Trasferitosi in America, il
tedesco Murnau, rappresentante atipico dell’espressionismo da esterno, realizza
a cinque anni di distanza dal suo primo capolavoro, Nosferatu il vampiro
(1922), un’altra pietra miliare del cinema muto, la prima della sua esperienza
oltre oceano. Strutturato sul tema della coppia e della differenza tra il
modello rurale e quello cittadino (quest’ultimo rappresentato dal caotico luna
park), Murnau mostra una capacità linguistica cinematografica assolutamente
coinvolgente: sa montare e seminare tensione in un crescendo emotivo che dal
terrore di un omicidio possibile (tragedia) raggiunge l’ilare leggerezza di una
coppia innamorata (commedia) per chiudere con un finale che ancora richiama alla
tragedia, dall’esito positivo però. Piani sequenza (tutto il primo incontro tra
l’uomo e l’amante), carrelli (il suggestivo ingresso nel luna park), zoom,
dissolvenze, sovrimpressioni (stupefacente e suggestiva quella dell’abbraccio
dell’amante, abbraccio immaginato da lui), flashfoward (l’idea dell’omicidio
della moglie) e flashback (il racconto dell’uomo che ritrova il corpo di lei
ancora vivo), montaggio (tutta la parte del matrimonio nel quale lui
s’identifica), Aurora contiene la maggior parte dei principali
dispositivi linguistici, comprese alcune trovate (inquadratura sull’ottica al
contrario della macchina fotografica, p.p.p. del maialino che beve il vino) ma
anche una grande prova d’impegno e partecipazione da parte degli attori, capaci
di passare dalla tragedia al comico (tutta la scena della statua che cade e che
loro immaginano di aver rotto fa parte del repertorio delle gags). Per
Murnau, che in questa pellicola non rinuncia ad osare con il corpo femminile
(siamo in America ed egli scopre spalle, e mette le gambe in mostra) la vita
è quasi sempre la stessa, un po’ amara e un po’ dolce… che si costruisce
sull’ambiguo rapporto dell’estate (il tradimento) la mezza estate (il ballo
prima del ritorno a casa) e l’aurora dopo la tempesta (il bacio che risalda la
coppia oltre la tragedia). Aurora, ispirato al racconto Die Reise
nach Tilsit di Hermann Sudermann e sceneggiato da Carl Mayer, è una storia
naturalistica che contrappone l’autenticità dei sentimenti (campagna) al
peccato di questi (città) e che riconcilia la coppia nella visione frivola e
leggera proprio della città (il luna park), origine della tragedia, da dove
cioè proviene l’amante adescatrice. Il film, in origine muto, fu presto
musicato (composizioni di Hugo Riesenfel) con sistema di sincronizzazione
Movietone. Aurora, nonostante l’inaspettato insuccesso, ottenne
ugualmente due Oscar alla prima edizione della manifestazione: per la miglior
attrice protagonista a Janet Gaynor (nei panni della moglie) e per la
fotografia di Karl Strauss e Robert Rocher che svilupparono profondità di campo
notevoli per l’epoca. L’edizione italiana ha la voce di Luigi Diberti nella
lettura delle didascalie scritte da Katherine Hilliker e H.H. Caldwell (quelle
che parlano di affogare la moglie, annegano anche nella scrittura!).
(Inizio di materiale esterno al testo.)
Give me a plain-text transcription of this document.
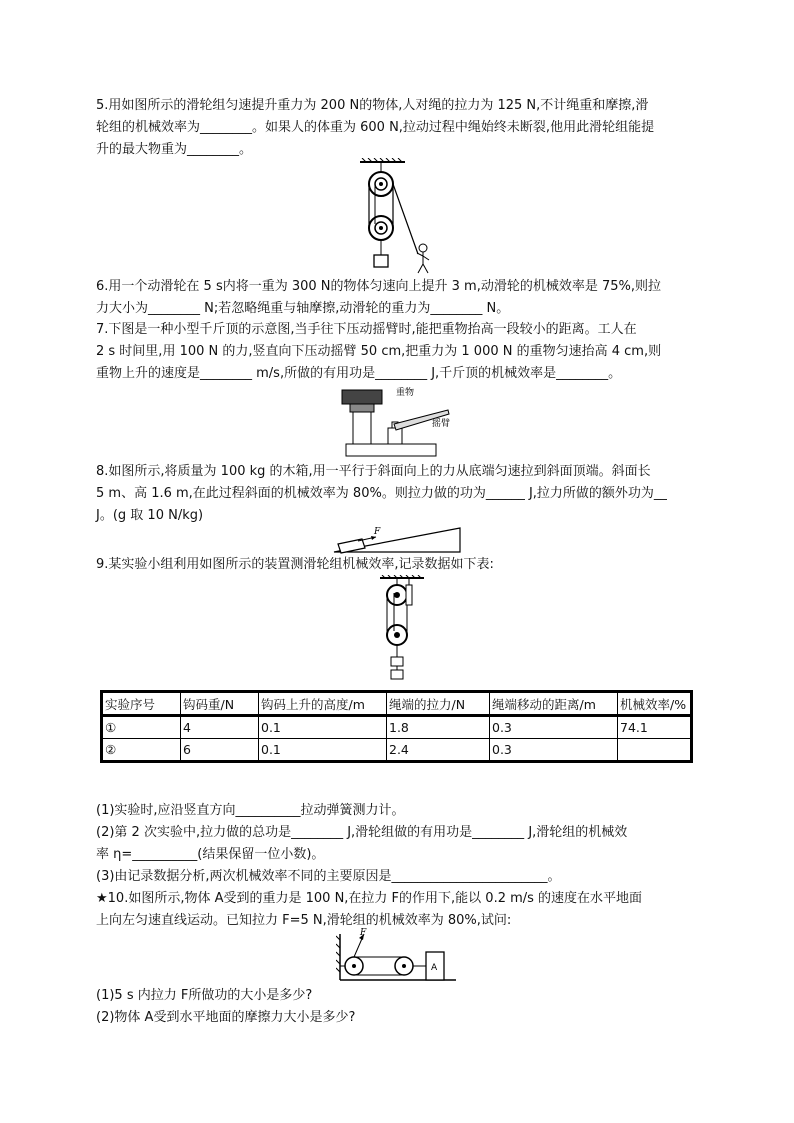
5.用如图所示的滑轮组匀速提升重力为 200 N的物体,人对绳的拉力为 125 N,不计绳重和摩擦,滑
轮组的机械效率为________。如果人的体重为 600 N,拉动过程中绳始终未断裂,他用此滑轮组能提
升的最大物重为________。
6.用一个动滑轮在 5 s内将一重为 300 N的物体匀速向上提升 3 m,动滑轮的机械效率是 75%,则拉
力大小为________ N;若忽略绳重与轴摩擦,动滑轮的重力为________ N。
7.下图是一种小型千斤顶的示意图,当手往下压动摇臂时,能把重物抬高一段较小的距离。工人在
2 s 时间里,用 100 N 的力,竖直向下压动摇臂 50 cm,把重力为 1 000 N 的重物匀速抬高 4 cm,则
重物上升的速度是________ m/s,所做的有用功是________ J,千斤顶的机械效率是________。
重物
摇臂
8.如图所示,将质量为 100 kg 的木箱,用一平行于斜面向上的力从底端匀速拉到斜面顶端。斜面长
5 m、高 1.6 m,在此过程斜面的机械效率为 80%。则拉力做的功为______ J,拉力所做的额外功为__
J。(g 取 10 N/kg)
F
9.某实验小组利用如图所示的装置测滑轮组机械效率,记录数据如下表:
实验序号	钩码重/N	钩码上升的高度/m	绳端的拉力/N	绳端移动的距离/m	机械效率/%
①	4	0.1	1.8	0.3	74.1
②	6	0.1	2.4	0.3	
(1)实验时,应沿竖直方向__________拉动弹簧测力计。
(2)第 2 次实验中,拉力做的总功是________ J,滑轮组做的有用功是________ J,滑轮组的机械效
率 η=__________(结果保留一位小数)。
(3)由记录数据分析,两次机械效率不同的主要原因是________________________。
★10.如图所示,物体 A受到的重力是 100 N,在拉力 F的作用下,能以 0.2 m/s 的速度在水平地面
上向左匀速直线运动。已知拉力 F=5 N,滑轮组的机械效率为 80%,试问:
F
A
(1)5 s 内拉力 F所做功的大小是多少?
(2)物体 A受到水平地面的摩擦力大小是多少?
Considerato, non a torto, uno dei momenti più alti del cinema
post-espressionista di Murnau, Aurora oltre a rappresentare un perfetto
incontro di modelli, tedesco letterario decadente e americano produttivo
comico, rimane un’opera fondamentale per gli sviluppi del cinema
dell’emigrazione e del cinema americano più in generale (Leonardo Quaresima
su Cinema di tutto il mondo a cura di Alfonso Canziani). Ne è stato
fatto un remake, Verso l’amore (1939) di Veit Harlan.